Здравствуйте, допустим есть простейшая 3-х уровневая игра на JS. У игры есть общий рейтинг "Лучшее время прохождения". Когда не авторизованный пользователь проходит 3-й уровень на сервер отправляется запрос с временем прохождения.
Соответственно, любой может посмотреть какой запрос отправляется и подставить свое время, тем самым сфальсифицировав рейтинг. Подскажите как обезопасить подобные запросы?
На ум пришло лишь одно: делать на клиенте aes-токен через какунить js-либу с меткой времени прохождения и на сервере расшифровывать и получать метку. А сам ключ по которому шифруется токен прятать где-то в недрах js чтоб его не кто не нашел. Ну по моему это слишком...
Если кто-то задастся целью - отправит поддельный запрос, ведь весь код доступен на клиенте.
Варианты:
1) Обфускация кода, где будет вычисляться что-то типа md5(время + чего-нибудь) и сверяться на сервере. Просто повышается сложность поиска алгоритма.
2) Запись и отправка на сервер игрового процесса, проверка на сервере процесса игры (зависит от игры).

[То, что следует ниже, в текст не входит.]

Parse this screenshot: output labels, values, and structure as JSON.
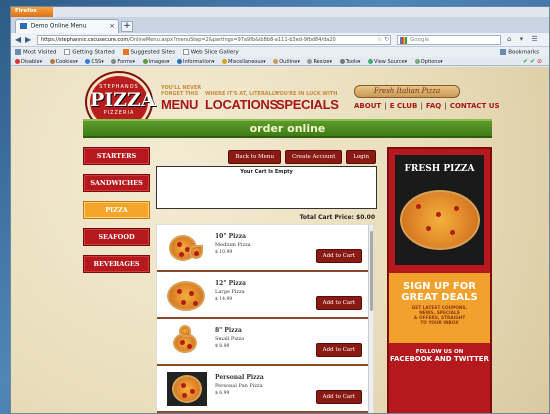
{
  "browser": {
    "app_button": "Firefox",
    "tab_title": "Demo Online Menu",
    "new_tab": "+",
    "url_host": "https://stephannic.cscusecure.com",
    "url_path": "/OnlineMenu.aspx?menuStep=2&partIngs=97a9fb&ib8b8-a111-b3ed-9fbd84/da20",
    "search_placeholder": "Google",
    "bookmarks": [
      "Most Visited",
      "Getting Started",
      "Suggested Sites",
      "Web Slice Gallery"
    ],
    "bookmarks_right": "Bookmarks",
    "dev_toolbar": [
      "Disable",
      "Cookies",
      "CSS",
      "Forms",
      "Images",
      "Information",
      "Miscellaneous",
      "Outline",
      "Resize",
      "Tools",
      "View Source",
      "Options"
    ]
  },
  "site": {
    "logo_top": "STEPHANOS",
    "logo_main": "PIZZA",
    "logo_bottom": "PIZZERIA",
    "nav": [
      {
        "small": "YOU'LL NEVER\nFORGET THIS",
        "big": "MENU"
      },
      {
        "small": "WHERE IT'S AT, LITERALLY",
        "big": "LOCATIONS"
      },
      {
        "small": "YOU'RE IN LUCK WITH",
        "big": "SPECIALS"
      }
    ],
    "sign": "Fresh Italian Pizza",
    "toplinks": [
      "ABOUT",
      "E CLUB",
      "FAQ",
      "CONTACT US"
    ],
    "banner": "order online"
  },
  "sidenav": [
    "STARTERS",
    "SANDWICHES",
    "PIZZA",
    "SEAFOOD",
    "BEVERAGES"
  ],
  "sidenav_active_index": 2,
  "cart": {
    "buttons": [
      "Back to Menu",
      "Create Account",
      "Login"
    ],
    "empty_text": "Your Cart Is Empty",
    "total_label": "Total Cart Price: $0.00"
  },
  "menu_items": [
    {
      "title": "10\" Pizza",
      "desc": "Medium Pizza",
      "price": "$ 10.99",
      "button": "Add to Cart",
      "icon": "sliced-pizza"
    },
    {
      "title": "12\" Pizza",
      "desc": "Large Pizza",
      "price": "$ 14.99",
      "button": "Add to Cart",
      "icon": "whole-pizza"
    },
    {
      "title": "8\" Pizza",
      "desc": "Small Pizza",
      "price": "$ 8.99",
      "button": "Add to Cart",
      "icon": "small-pizza"
    },
    {
      "title": "Personal Pizza",
      "desc": "Personal Pan Pizza",
      "price": "$ 6.99",
      "button": "Add to Cart",
      "icon": "pan-pizza"
    }
  ],
  "ad": {
    "heading": "FRESH PIZZA",
    "signup": "SIGN UP FOR\nGREAT DEALS",
    "signup_sub": "GET LATEST COUPONS,\nNEWS, SPECIALS\n& OFFERS, STRAIGHT\nTO YOUR INBOX",
    "follow": "FOLLOW US ON",
    "social": "FACEBOOK AND TWITTER"
  },
  "colors": {
    "brand_red": "#b5181d",
    "banner_green": "#4f8a22",
    "active_orange": "#f4a52a",
    "button_brown": "#8a1a14"
  }
}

Марк Иваныч: Почему же, как раз ваш вариант. Сервер выдает id, random_seed, на основе которого строится ваш случайный игровой процесс, обратно на сервер передается запись движений и кликов мыши. Сервер исходя из выданного random_seed может смоделировать процесс и проверить корректность кликов. Но часто шкурка выделки не стоит, достаточно какого-нибудь хэша или шифрования и обфускации кода.
Марк Иваныч: Можно сделать обсуфкацию, шифр или хэш и фиксацию неверных данных переданных серверу. Как только переданы неверные данные - IP в бан (или IP + user_agent). Или просто с этих IP перестать принимать "топовые" результаты.